An electronic signature or eSignature is information logically related to other data and is used to sign the associated data by the signatory. An electronic signature provides a safe and accurate form of identification for the signatory to facilitate a smooth transaction. Today, companies and organizations widely use e-signatures to gain approvals on critical documents such as onboarding forms, agreements, sales proposals, and contracts, etc.

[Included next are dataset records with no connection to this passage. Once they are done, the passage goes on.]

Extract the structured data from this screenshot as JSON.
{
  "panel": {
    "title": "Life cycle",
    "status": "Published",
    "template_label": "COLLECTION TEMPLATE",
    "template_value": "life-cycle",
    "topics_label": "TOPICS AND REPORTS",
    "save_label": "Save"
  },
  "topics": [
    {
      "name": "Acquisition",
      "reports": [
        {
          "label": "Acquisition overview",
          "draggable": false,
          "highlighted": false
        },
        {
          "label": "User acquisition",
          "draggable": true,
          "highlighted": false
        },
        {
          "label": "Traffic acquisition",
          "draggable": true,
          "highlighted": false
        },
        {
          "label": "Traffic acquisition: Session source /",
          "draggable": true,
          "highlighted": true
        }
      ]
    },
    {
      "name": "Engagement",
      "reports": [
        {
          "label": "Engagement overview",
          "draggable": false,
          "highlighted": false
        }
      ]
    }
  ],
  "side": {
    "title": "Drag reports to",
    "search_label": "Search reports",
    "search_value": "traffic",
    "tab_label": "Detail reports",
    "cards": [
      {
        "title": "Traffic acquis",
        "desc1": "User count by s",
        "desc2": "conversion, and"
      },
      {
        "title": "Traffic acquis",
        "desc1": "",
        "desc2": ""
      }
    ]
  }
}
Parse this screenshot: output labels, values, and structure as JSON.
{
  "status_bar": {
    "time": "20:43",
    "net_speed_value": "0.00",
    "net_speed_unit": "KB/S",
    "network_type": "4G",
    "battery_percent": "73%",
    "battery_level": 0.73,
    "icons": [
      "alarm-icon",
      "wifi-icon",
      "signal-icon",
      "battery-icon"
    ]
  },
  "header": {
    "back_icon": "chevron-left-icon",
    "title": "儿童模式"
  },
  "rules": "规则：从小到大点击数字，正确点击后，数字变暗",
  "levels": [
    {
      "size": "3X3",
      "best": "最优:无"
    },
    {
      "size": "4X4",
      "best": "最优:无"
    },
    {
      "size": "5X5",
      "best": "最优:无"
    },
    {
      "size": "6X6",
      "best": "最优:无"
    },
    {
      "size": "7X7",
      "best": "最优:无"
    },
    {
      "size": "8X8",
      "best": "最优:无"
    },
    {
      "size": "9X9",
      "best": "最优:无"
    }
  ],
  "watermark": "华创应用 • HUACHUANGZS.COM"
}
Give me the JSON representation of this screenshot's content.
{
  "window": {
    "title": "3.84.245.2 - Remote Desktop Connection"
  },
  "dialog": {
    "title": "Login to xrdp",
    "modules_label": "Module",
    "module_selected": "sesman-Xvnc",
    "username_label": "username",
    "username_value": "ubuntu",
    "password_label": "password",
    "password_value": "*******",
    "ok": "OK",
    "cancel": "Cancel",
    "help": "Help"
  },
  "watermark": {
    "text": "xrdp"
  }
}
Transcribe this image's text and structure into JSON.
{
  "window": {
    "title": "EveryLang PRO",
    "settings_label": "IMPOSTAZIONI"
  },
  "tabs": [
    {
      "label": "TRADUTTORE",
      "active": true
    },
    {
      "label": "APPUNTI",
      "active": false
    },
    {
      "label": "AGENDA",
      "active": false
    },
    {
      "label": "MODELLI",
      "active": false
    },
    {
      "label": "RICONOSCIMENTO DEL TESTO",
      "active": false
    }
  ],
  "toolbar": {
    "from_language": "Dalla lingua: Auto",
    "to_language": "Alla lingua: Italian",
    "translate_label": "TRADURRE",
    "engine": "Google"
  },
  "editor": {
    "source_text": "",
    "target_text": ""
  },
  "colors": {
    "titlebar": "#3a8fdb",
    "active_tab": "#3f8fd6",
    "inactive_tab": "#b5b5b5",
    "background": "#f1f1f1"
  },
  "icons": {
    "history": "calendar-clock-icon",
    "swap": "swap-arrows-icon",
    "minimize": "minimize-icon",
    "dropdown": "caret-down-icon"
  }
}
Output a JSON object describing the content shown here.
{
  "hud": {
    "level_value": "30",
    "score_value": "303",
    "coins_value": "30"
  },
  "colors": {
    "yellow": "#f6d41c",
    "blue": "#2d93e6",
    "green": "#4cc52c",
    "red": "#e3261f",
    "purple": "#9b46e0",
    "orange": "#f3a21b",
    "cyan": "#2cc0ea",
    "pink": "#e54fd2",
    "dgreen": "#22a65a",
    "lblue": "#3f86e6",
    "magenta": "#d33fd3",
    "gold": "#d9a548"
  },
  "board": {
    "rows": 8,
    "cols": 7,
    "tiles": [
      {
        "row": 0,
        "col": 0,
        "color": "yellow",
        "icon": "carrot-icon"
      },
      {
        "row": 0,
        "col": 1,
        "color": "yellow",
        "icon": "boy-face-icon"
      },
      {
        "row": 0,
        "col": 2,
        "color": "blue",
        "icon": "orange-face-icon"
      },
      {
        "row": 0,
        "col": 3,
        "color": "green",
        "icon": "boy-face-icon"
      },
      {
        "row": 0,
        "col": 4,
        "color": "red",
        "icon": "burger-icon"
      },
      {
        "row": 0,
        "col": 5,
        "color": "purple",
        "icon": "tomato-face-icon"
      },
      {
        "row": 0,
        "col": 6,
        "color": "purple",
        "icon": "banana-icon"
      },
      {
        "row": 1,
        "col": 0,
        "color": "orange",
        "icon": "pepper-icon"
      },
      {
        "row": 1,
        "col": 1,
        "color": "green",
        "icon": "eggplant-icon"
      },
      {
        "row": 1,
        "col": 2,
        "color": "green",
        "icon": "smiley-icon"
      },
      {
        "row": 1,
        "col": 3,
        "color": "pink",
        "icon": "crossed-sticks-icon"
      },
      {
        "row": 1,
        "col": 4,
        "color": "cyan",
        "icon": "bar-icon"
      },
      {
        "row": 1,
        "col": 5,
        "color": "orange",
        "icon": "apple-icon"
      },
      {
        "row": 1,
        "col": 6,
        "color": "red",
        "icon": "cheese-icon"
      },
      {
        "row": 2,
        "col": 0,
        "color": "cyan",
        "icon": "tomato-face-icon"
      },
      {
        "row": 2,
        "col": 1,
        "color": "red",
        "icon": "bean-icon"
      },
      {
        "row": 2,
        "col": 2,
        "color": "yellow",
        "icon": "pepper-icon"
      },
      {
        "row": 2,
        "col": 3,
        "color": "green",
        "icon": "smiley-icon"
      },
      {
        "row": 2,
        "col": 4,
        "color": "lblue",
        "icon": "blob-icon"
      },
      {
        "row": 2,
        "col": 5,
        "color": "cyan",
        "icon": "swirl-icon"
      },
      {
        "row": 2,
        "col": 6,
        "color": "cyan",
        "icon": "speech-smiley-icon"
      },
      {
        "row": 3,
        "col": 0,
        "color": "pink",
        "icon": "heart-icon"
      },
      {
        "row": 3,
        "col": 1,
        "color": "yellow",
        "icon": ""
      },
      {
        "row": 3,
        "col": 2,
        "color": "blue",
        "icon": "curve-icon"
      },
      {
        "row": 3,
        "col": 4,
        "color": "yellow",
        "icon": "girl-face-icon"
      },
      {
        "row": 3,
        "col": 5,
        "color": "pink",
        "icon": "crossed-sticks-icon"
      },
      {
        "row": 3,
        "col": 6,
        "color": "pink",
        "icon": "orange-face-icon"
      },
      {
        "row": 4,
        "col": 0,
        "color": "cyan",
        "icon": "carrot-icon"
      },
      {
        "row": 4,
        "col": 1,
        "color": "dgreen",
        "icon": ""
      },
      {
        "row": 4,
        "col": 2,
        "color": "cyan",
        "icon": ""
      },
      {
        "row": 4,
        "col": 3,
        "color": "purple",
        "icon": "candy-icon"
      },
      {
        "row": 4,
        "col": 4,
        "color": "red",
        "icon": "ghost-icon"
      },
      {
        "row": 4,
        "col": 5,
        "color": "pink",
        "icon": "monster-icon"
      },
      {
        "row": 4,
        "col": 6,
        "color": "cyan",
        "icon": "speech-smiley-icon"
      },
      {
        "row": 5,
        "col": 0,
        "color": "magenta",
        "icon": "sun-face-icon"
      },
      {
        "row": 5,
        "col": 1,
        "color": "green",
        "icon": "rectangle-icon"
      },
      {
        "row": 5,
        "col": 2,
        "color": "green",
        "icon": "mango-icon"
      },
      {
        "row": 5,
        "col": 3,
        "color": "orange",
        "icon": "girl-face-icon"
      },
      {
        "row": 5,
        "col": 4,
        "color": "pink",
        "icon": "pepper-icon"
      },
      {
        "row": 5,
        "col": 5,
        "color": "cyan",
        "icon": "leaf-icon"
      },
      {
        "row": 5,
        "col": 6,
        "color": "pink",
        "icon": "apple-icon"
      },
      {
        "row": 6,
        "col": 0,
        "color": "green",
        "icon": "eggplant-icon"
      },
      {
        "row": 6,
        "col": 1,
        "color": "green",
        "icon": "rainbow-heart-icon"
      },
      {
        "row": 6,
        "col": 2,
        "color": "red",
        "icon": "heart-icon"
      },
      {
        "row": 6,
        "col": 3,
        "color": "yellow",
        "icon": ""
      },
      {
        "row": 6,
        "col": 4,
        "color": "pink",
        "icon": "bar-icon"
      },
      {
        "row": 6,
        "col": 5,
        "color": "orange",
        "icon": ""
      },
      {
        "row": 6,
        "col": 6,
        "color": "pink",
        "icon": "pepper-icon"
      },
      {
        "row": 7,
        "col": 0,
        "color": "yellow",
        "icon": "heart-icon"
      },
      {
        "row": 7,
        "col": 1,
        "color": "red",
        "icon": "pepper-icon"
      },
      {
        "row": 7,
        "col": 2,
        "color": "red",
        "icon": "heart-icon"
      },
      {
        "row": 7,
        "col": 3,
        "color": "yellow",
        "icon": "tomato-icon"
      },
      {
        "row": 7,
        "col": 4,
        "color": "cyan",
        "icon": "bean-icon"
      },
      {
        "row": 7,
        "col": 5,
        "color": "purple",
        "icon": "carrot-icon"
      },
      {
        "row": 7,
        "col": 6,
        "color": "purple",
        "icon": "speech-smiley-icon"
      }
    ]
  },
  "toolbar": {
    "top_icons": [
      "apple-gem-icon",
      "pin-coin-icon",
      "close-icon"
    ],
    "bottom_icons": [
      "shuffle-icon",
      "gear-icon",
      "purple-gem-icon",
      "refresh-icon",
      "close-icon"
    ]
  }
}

Before eSignatures, a firm's work moved at a glacial pace, with people relying on time-consuming, paper-centric processes like printing, scanning, and faxing documents to gain the necessary consent. Enter 2020, and the COVID-19 pandemic commences. Offices were in an uproar due to mandatory remote working. Companies and firms had to shift their processes overnight to adapt to this new way of working. But social distancing created a gap in ways to conduct business digitally. As a result, e-signatures leaped to the rescue of firms looking for workflow automation solutions. In this blog, we provide you with a broad outlook on the Philippines eSignature market since then and its future prospects.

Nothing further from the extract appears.